Plain-English takeaway

If your psychiatric WPI result includes a pre-existing deduction that does not seem properly explained, do not assume it is final. Get the report reviewed quickly and map an appeal strategy to the exact error, not just the percentage outcome.

The strongest first step is to compare the MAC against the medical file and the worker's real functional history. If the deduction is based on assumption, missing records, or a misunderstanding of the legal test, that may become the centre of the appeal. If the deduction is supported, the strategy may instead shift to settlement advice, future treatment planning, or checking other parts of the claim.

Frequently asked questions

Does this decision automatically increase anyone's WPI?

No. It is not automatic. It shows that an incorrect deduction method can be successfully challenged.

What should I collect before asking for advice on a psychiatric WPI appeal?
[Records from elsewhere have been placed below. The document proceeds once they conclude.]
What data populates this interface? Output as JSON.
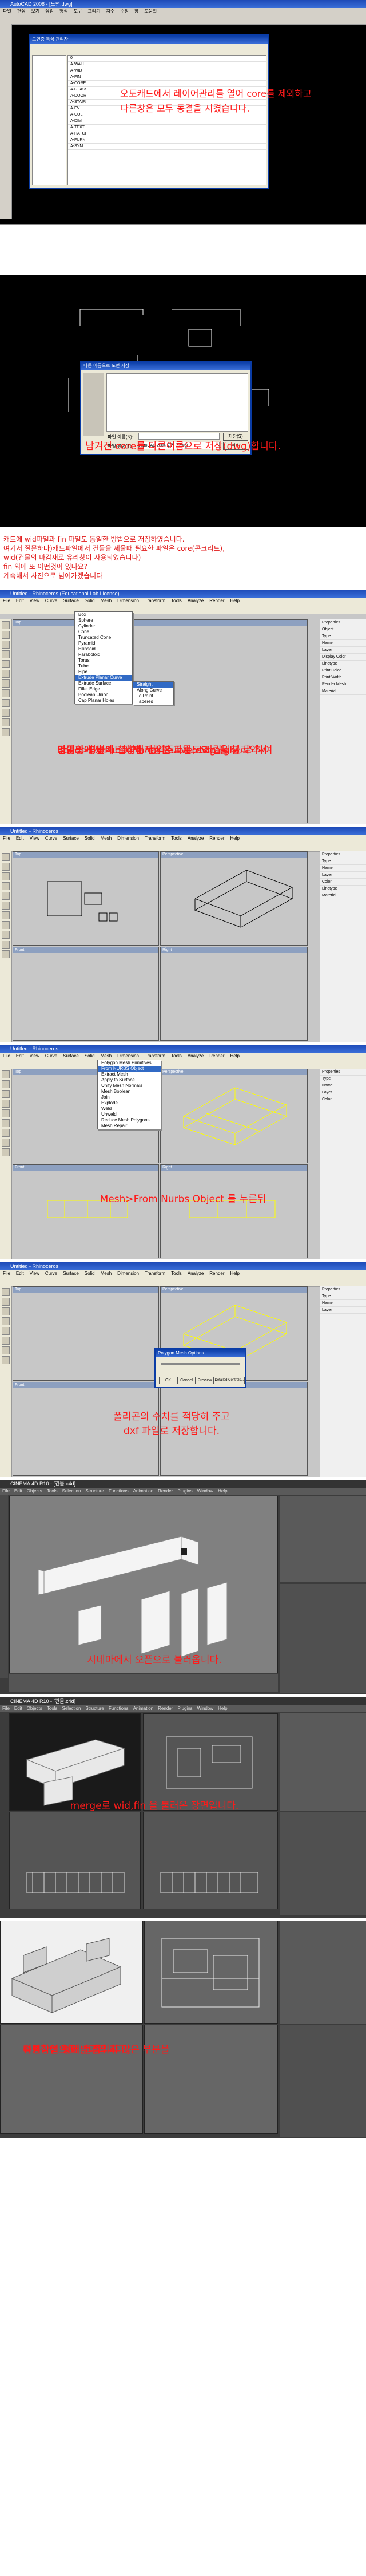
{
  "sections": {
    "s1": {
      "window_title": "AutoCAD 2008 - [도면.dwg]",
      "dialog_title": "도면층 특성 관리자",
      "layers": [
        "0",
        "A-WALL",
        "A-WID",
        "A-FIN",
        "A-CORE",
        "A-GLASS",
        "A-DOOR",
        "A-STAIR",
        "A-EV",
        "A-COL",
        "A-DIM",
        "A-TEXT",
        "A-HATCH",
        "A-FURN",
        "A-SYM"
      ],
      "caption_line1": "오토캐드에서 레이어관리를 열어 core를 제외하고",
      "caption_line2": "다른창은 모두 동결을 시켰습니다."
    },
    "s2": {
      "dialog_title": "다른 이름으로 도면 저장",
      "file_name_label": "파일 이름(N):",
      "file_type_label": "파일 유형(T):",
      "file_type_value": "AutoCAD 2004 도면 (*.dwg)",
      "save_button": "저장(S)",
      "cancel_button": "취소",
      "caption": "남겨진 core를 다른이름으로 저장(dwg)합니다."
    },
    "notes": [
      "캐드에 wid파일과 fin 파일도 동일한 방법으로 저장하였습니다.",
      "여기서 질문하나)캐드파일에서 건물을 세울때 필요한 파일은 core(콘크리트),",
      "wid(건물의 마감재로 유리창이 사용되었습니다)",
      "fin 외에 또 어떤것이 있나요?",
      "계속해서 사진으로 넘어가겠습니다"
    ],
    "s3": {
      "window_title": "Untitled - Rhinoceros (Educational Lab License)",
      "menu": [
        "File",
        "Edit",
        "View",
        "Curve",
        "Surface",
        "Solid",
        "Mesh",
        "Dimension",
        "Transform",
        "Tools",
        "Analyze",
        "Render",
        "Help"
      ],
      "submenu_items": [
        "Box",
        "Sphere",
        "Cylinder",
        "Cone",
        "Truncated Cone",
        "Pyramid",
        "Ellipsoid",
        "Paraboloid",
        "Torus",
        "Tube",
        "Pipe",
        "Extrude Planar Curve",
        "Extrude Surface",
        "Fillet Edge",
        "Boolean Union",
        "Cap Planar Holes"
      ],
      "submenu2_items": [
        "Straight",
        "Along Curve",
        "To Point",
        "Tapered"
      ],
      "caption_lines": [
        "라이노에서 캐드에서 저장한 파일(dwg)을 불러와서",
        "건물의 평면에 그려진 선위주로",
        "Solid>Extrude Planar Curve>Straight 로 하여",
        "명령창에 높이 설정해서 익스트루드 시킵니다."
      ]
    },
    "s4": {
      "window_title": "Untitled - Rhinoceros",
      "viewports": [
        "Top",
        "Perspective",
        "Front",
        "Right"
      ]
    },
    "s5": {
      "window_title": "Untitled - Rhinoceros",
      "submenu_items": [
        "Polygon Mesh Primitives",
        "From NURBS Object",
        "Extract Mesh",
        "Apply to Surface",
        "Unify Mesh Normals",
        "Mesh Boolean",
        "Join",
        "Explode",
        "Weld",
        "Unweld",
        "Reduce Mesh Polygons",
        "Mesh Repair"
      ],
      "caption": "Mesh>From Nurbs Object 를 누른뒤"
    },
    "s6": {
      "dialog_title": "Polygon Mesh Options",
      "ok": "OK",
      "cancel": "Cancel",
      "preview": "Preview",
      "detailed": "Detailed Controls...",
      "caption_line1": "폴리곤의 수치를 적당히 주고",
      "caption_line2": "dxf 파일로 저장합니다."
    },
    "s7": {
      "window_title": "CINEMA 4D R10 - [건물.c4d]",
      "menu": [
        "File",
        "Edit",
        "Objects",
        "Tools",
        "Selection",
        "Structure",
        "Functions",
        "Animation",
        "Render",
        "Plugins",
        "Window",
        "Help"
      ],
      "caption": "시네마에서 오픈으로 불러옵니다."
    },
    "s8": {
      "window_title": "CINEMA 4D R10 - [건물.c4d]",
      "caption": "merge로 wid,fin 을 불러온 장면입니다."
    },
    "s9": {
      "caption_lines": [
        "속성창을 열어 돌출되지 않은 부분을",
        "선택하여 형태를 정리하고,",
        "다른작업으로 넘어갑니다."
      ]
    }
  },
  "colors": {
    "caption": "#ff1a1a",
    "rhino_wire": "#ffff00",
    "acad_bg": "#000000"
  }
}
Keep the MAC and reasons, treating psychiatrist/psychologist records, prior mental health history records (if any), and a timeline showing functional change before and after injury.

Can earlier mental health treatment justify a deduction by itself?

Not by itself. Earlier treatment may be relevant, but the assessor still needs to explain how it supports a measurable pre-existing impairment and the percentage deducted.

Is the appeal about the percentage or the reasoning?

Usually the reasoning comes first. A successful appeal generally needs an identifiable error, not only dissatisfaction with the final WPI percentage.

Full decision source

Read the decision on AustLII: Cunningham v Kurri Kurri Community Services Ltd [2026] NSWPICMP 224.